Hell....I think they BOTH look good. Keep both.....interchange them from time to time. It'll give you a little change of pace. PLUS the ones you aren't using won't take up THAT much space.


----------



## fondoo (May 2, 2002)

hey dryboy, can you post some night shots of the front of the car? i wanna see how it looks like at night. i'm thinking of purchasing those same headlights.


----------



## NiS[sX]mO (Mar 1, 2003)

both look pretty good ... but with ur headlights the stealth ones are great.
If u wanna sell the amber one I'm verty interested
Yann


----------



## dry (Oct 21, 2002)




----------



## whiteb14 (Jul 7, 2002)

fuckin sweet ^^


----------



## dry (Oct 21, 2002)

will a mod kill this thread... I no longer care about stealth VS. amber as much as I care about broken vs. fixed at this point.


----------



## crandizzle (Mar 10, 2004)

HKS20DET said:


> i dont know... maybe i stand alone but the ambers dont look to bad.


nope i stand with you one that one ambers look so much better at night too...i would stay with the amber..... :thumbup: :cheers: 





:fluffy: :fluffy: :fluffy:


----------



## Neil (Aug 13, 2002)

I like all ambers but i dont like how they look with your headlights.

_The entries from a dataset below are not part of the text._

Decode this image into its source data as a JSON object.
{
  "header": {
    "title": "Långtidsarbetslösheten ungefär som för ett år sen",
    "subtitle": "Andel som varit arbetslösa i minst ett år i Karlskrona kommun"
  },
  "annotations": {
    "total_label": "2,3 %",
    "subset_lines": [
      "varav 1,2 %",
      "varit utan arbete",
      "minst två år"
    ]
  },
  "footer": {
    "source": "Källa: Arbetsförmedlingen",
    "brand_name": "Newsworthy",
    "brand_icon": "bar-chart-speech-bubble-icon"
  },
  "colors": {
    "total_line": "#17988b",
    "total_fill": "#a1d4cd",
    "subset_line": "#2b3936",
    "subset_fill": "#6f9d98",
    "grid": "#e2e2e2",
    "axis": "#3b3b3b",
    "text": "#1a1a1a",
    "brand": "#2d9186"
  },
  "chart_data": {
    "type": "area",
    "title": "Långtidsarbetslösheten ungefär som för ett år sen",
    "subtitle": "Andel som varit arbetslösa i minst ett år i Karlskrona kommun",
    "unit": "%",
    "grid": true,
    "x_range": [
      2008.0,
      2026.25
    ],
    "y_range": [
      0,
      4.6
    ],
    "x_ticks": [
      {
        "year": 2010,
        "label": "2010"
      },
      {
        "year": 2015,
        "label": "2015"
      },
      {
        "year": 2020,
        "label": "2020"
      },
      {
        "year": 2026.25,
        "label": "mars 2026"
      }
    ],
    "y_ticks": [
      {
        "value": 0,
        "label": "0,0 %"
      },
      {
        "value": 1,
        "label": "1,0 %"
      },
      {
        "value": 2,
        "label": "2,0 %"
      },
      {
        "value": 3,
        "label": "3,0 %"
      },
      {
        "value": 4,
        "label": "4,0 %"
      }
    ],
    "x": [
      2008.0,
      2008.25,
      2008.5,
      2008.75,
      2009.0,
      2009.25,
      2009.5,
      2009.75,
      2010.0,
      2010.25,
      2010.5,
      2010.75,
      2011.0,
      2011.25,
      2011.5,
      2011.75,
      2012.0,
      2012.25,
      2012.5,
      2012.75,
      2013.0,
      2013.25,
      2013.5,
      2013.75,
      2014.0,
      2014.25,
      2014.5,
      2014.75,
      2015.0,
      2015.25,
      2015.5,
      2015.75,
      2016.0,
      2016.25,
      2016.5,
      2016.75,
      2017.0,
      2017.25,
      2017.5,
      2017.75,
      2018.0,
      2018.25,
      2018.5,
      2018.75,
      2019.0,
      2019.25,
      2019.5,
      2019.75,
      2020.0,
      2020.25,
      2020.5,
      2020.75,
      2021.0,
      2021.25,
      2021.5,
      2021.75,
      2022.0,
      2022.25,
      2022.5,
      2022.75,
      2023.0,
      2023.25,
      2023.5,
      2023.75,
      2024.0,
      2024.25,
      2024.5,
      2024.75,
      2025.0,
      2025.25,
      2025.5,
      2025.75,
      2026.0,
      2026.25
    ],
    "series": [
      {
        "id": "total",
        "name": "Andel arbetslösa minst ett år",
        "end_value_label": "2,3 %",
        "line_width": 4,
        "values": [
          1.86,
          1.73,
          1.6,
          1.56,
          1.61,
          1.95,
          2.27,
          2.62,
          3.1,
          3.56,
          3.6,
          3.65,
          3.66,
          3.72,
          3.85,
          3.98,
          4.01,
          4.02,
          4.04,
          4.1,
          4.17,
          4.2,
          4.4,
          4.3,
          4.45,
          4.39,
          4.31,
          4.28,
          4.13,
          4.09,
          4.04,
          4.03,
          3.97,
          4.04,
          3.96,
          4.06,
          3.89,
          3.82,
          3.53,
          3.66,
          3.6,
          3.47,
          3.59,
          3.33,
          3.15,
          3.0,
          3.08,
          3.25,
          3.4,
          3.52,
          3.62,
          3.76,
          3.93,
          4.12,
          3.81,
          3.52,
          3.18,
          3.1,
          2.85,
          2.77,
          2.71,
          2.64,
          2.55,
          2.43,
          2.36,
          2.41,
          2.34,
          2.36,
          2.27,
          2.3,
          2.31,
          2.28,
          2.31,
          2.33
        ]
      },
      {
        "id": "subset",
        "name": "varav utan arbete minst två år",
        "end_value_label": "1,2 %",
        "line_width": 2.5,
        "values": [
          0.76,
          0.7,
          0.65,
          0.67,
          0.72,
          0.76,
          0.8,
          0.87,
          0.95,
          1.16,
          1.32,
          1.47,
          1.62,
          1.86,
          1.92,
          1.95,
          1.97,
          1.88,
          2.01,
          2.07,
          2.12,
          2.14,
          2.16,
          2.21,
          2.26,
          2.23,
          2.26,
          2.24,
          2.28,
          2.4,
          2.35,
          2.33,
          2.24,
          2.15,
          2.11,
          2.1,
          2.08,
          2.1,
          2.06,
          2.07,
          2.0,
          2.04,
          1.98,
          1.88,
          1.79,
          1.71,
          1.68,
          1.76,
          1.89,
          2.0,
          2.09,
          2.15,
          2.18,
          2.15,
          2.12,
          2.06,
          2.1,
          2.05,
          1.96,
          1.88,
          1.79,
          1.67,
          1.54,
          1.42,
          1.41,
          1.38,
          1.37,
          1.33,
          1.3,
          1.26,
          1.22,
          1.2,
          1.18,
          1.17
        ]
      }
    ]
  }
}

I'd say the reason is that all ambers are a very clean look being all one color while your headlights are very complicated looking compared to say stock or all clears because of the circles and color changes etc. Just doesnt look right.


----------



## phreako (Mar 4, 2004)

i have stealth corners, with the black halo headlights...they look good i think, besides the 99 grille gap where you can see the pointy ends of the headlights. i'll try to post some pics of it later. i think it looks much better than amber.


----------



## Kalel (Jun 26, 2003)

I prefer Amber kinda reminds of a Beemer


----------



## NismoXR (May 1, 2002)

Hey Dry,
I was wondering what type of paint did you use to paint your corners? Was it a spray or brush? Which brand? Where did you buy it?
TIA


----------



## SC0TT (Nov 9, 2003)

it was some spray paint I baught at a hobby shop (Michaels Crafts) it is called "stained glass" paint, and I dont remember the brand, probably dupli-color.


----------



## phreako (Mar 4, 2004)




----------



## LIUSPEED (May 29, 2002)

look really hot !

jes need to resize them a bit !  :thumbup:


----------